Women whose tears choke in their throats because the child they hold in their arms has been defiled by a person they trusted. A mother who has to live with the knowledge that her son-in-law murdered her daughter.

So what advice can I give to my fellow women after Women’s Day?
First of all, make everyday your day. If it means getting stubborn like a spoilt child who wants everything it sees, then get stubborn and demand everything that is yours by right every day. You have the right to say ‘No’ to violence and to reject it in your life — everyday.

You have the right to refuse your daughter to be taken out of school or married off early because of bride price — every day.

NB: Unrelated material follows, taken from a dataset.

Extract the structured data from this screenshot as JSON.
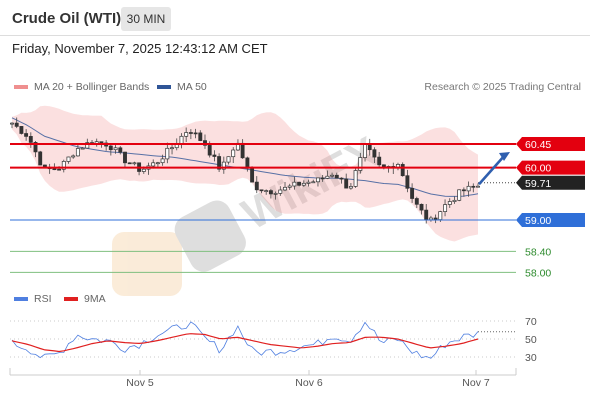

You have a right to report your partner to the police if he mistreats you and if the police try to belittle your experience, you have a right to reject their treatment and seek further help — everyday.
You have the right to refuse a second wife in your home — everyday. When your husband dies, you have a right to refuse to be inherited by your husband’s brother — everyday.

And when he dies, you have a right to look after your children, his property and his land — everyday. You have the right to enjoy your blessings.
You can enjoy the blessing of living out your girlhood, playing with other girls, experiencing the joy of growing into adolescent, without being driven into the streets or into becoming a child mother — everyday. You can enjoy the blessing of a beloved wife respected and supported to realise your full potential — everyday.

As a mother, you can enjoy the blessing of being a creator and creative and holding this world together. Without mothers, our mother earth would fall apart — everyday!

Let us rejoice in being women and do all those things that women love doing, that mothers enjoy, that girls adore — everyday.

Take time to enjoy the knowledge of the perfect creation that you are and stand as tall as the trees and as firm, but flexible as its branches. Let us rejoice in the men who love us and support us; in the children who make us proud and who give us hope; that they can live our lives for us in a better way tomorrow.
Because you cannot beat a woman! What you kill in her — will only become born in her children tomorrow.

So dear fellow women, do not wait for laws and policies to be passed or for practices to change before you demand your rights. After-all, men have been practising their rights for 2008 years — it is time for women!

May you all enjoy the rest of the days in the year for surely everyday should be Women’s Day!